Após o 25 de Abril a legislação nacional sobre o instituto do divórcio acompanhou esta evolução, ficando o direito português com um sistema híbrido, podendo os cônjuges interessados no divórcio recorrer ao divórcio litigioso baseado na culpa, ao divórcio litigioso fundado na ruptura ou no fracasso objectivo do casamento, ao divórcio consensual ou ao divórcio por conversão.
A separação de facto, como fundamento do divórcio, integra-se no denominado divórcio - remédio - cfr. anotações de Pereira Coelho aos acórdãos deste Supremo Tribunal, de 14-03-78 e de 13-05-80, BMJ, n. 285, pág. 335, e n. 297, pág. 348, in Revista de Legislação e de Jurisprudência, Ano 112, págs 341 e segs. e Ano 114, pág. 182, respectivamente.

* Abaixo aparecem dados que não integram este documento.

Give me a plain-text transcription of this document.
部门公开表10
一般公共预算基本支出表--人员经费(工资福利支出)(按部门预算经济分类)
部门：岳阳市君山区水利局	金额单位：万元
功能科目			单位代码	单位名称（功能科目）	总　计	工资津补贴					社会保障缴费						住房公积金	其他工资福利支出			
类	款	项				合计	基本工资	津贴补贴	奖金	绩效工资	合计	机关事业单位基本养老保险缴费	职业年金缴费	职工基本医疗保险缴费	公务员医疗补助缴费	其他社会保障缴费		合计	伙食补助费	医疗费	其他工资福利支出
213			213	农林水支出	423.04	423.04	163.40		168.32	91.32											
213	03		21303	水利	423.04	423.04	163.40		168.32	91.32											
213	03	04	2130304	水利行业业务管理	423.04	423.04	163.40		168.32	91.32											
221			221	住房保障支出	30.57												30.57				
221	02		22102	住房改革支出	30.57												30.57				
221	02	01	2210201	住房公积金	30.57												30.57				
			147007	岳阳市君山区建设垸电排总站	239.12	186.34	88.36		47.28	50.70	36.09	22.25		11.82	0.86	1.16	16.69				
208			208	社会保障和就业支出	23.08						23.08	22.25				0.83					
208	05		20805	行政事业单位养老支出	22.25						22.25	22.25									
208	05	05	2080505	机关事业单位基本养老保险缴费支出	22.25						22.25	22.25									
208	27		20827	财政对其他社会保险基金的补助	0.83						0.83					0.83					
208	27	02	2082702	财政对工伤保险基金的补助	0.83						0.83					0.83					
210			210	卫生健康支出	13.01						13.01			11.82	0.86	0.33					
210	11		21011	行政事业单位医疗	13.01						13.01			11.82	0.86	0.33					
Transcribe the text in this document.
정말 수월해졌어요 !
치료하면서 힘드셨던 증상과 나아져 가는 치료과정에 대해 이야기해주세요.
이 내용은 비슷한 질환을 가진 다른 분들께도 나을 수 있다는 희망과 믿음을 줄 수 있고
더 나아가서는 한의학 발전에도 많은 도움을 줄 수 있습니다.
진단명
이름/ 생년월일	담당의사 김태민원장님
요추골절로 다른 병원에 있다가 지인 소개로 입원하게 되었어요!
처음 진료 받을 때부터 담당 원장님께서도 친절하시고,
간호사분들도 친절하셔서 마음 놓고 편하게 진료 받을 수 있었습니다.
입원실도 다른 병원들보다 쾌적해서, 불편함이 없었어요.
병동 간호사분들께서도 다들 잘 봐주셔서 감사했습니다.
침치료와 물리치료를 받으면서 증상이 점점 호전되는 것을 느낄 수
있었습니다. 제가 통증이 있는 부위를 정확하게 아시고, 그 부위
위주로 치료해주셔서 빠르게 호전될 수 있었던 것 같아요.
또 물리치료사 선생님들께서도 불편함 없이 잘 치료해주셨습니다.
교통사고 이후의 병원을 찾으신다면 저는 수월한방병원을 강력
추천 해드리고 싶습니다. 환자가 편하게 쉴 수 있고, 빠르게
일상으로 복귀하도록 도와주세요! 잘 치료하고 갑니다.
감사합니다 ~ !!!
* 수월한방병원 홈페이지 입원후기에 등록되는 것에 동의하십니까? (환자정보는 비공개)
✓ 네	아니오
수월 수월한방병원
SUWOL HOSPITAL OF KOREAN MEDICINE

É a própria separação de facto por mais de seis anos consecutivos (art. 1781, al. a), do Código Civil - diploma a que pertencerão os normativos que se venham a indicar sem referenciação da origem), independentemente da culpa dos cônjuges, que serve de fundamento ao divórcio - cfr., verbi gratia, o acórdão do STJ de 04-12-86, no BMJ 362, pág. 541. Todavia, a culpa, quando a haja, deve ser declarada nos termos do art. 1787, n. 1 - cfr. art. 1782, n. 2.
Ocorre, na situação dos autos, a verificação incontroversa, porque reconhecida por ambas as partes, da separação de facto para os efeitos da alínea a) do art. 1781 - art. 1782, n. 1. Aliás, recordar-se-á que a Ré se limita a pedir que não seja considerada "única exclusiva e principal culpada", não questionando a decisão de decretar o divórcio.
Pretende, no fundo, a recorrente que, considerando o prazo decorrido desde a efectivação da mudança da fechadura - facto que seria de produção instantânea -, já teria ocorrido a caducidade da acção de divórcio - art. 1786, n. 1.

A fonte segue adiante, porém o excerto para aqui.